The importance of having a good road network for an economy can be hardly overemphasised. And it goes to the credit of the Vajpayee government that it started the National Highway Development Project (nearly 6,000 km) in 1998. But 18 years after that, official statistics reveal that 78% of the country’s highways are one-way or two-way roads and nearly 40% of rural, intra-district and state highways are not metalled. This is unfortunate because the project was started with a lot of flourish and promise, which extended well into the initial years of the Manmohan Singh government. Not having good roads has a negative effect for the economy. First, it hampers the movement of goods and people. Areas that lie outside the pale of a roads network are bound to remain under-developed, perpetuating regional imbalances in the country as well as within regions. Second, in the event of a natural calamity such as floods, roads are better utilised for relief work than dropping food packets and other aid from helicopters or planes. Third, in times of a security crisis such as fighting insurgencies, roads help the security forces to reach the affected areas. So, the consequences of not pushing ahead fast with road construction can be crippling in many respects.
Several components of our road-building activities are faulty. The Golden Quadrilateral (GQ) was the first phase of the project and involved upgrading highways that connected the four metros — Delhi, Kolkata, Chennai and Mumbai — in the shape of a diamond. Work on this had been decidedly slow, as seen from the fact that though 97 km of the project remained to be covered in 2009, it was only in 2012 that the government declared the project closed. However, there is every reason to revisit the project again. The second phase of the NHDP is the building of a 7,300-km North-South-East-West (NSEW) corridor, which connects the four corners of the country. The project has missed two deadlines, the first of which was nine years ago, and is still going on. The National Highways Authority of India (NHAI) should investigate the shortcomings and see whether the model concession agreement, on which much of the highway programme was based, was flawed.

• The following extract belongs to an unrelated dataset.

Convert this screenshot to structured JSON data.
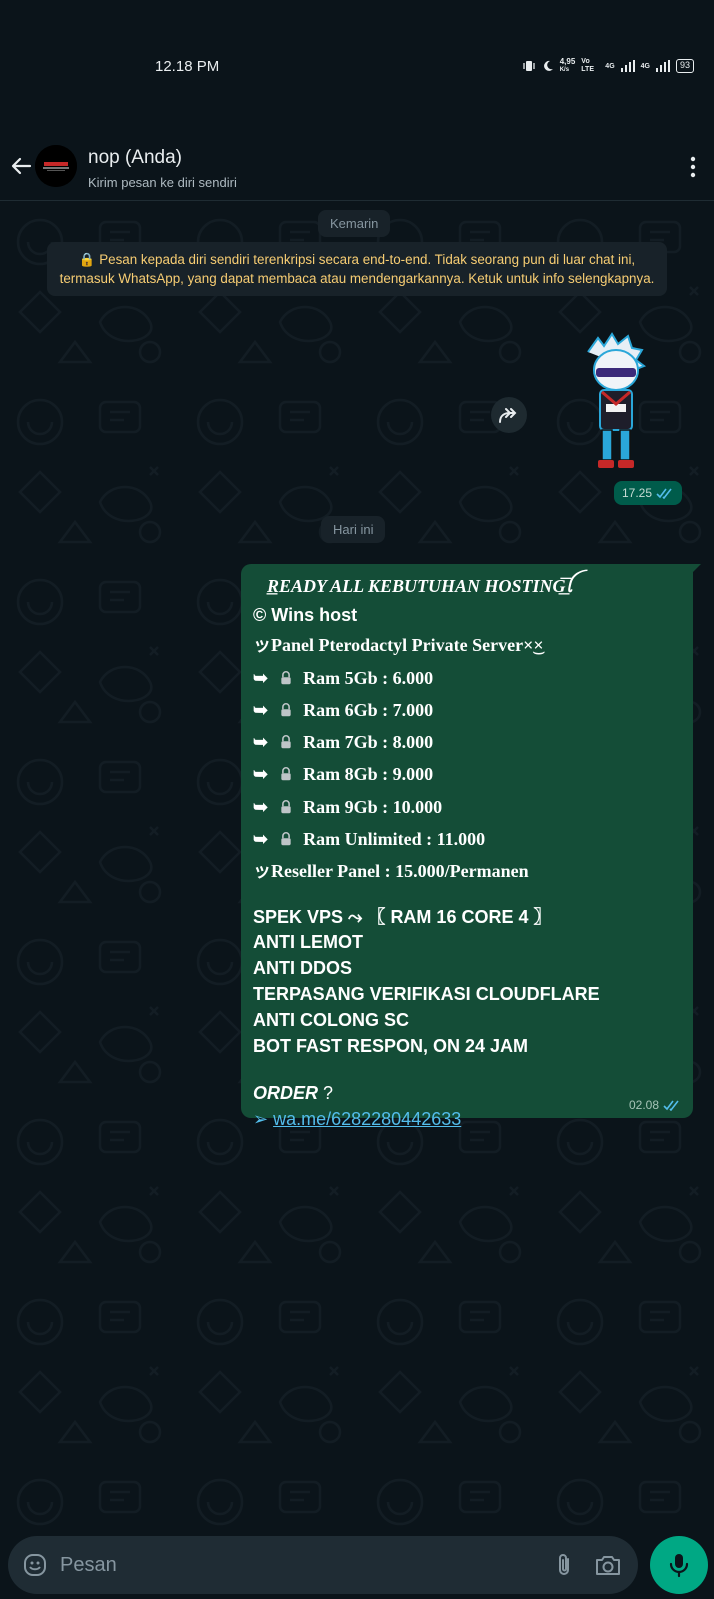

As regards state highways’ non-metalled roads, policymakers who propose that concrete cement roads will fix the problem should reconsider their suggestions. Though a concrete road has a longer lifespan (30 years) as compared to a bitumen road (15 years), concrete is more difficult to repair. On the other hand, damages to a bitumen road can be easily rectified. But for a cement road, the whole stretch has to be redone, which is costly and time-consuming. And sometimes dirt tracks are left as they are because of inadequate funds to repair metalled roads. If the state governments do not adequate funds to build bitumen roads, they can either issue bonds to do so or enter into partnerships with private builders, with the NHAI as the guarantor. We are already on a slippery slope, so things cannot be allowed to slide any further.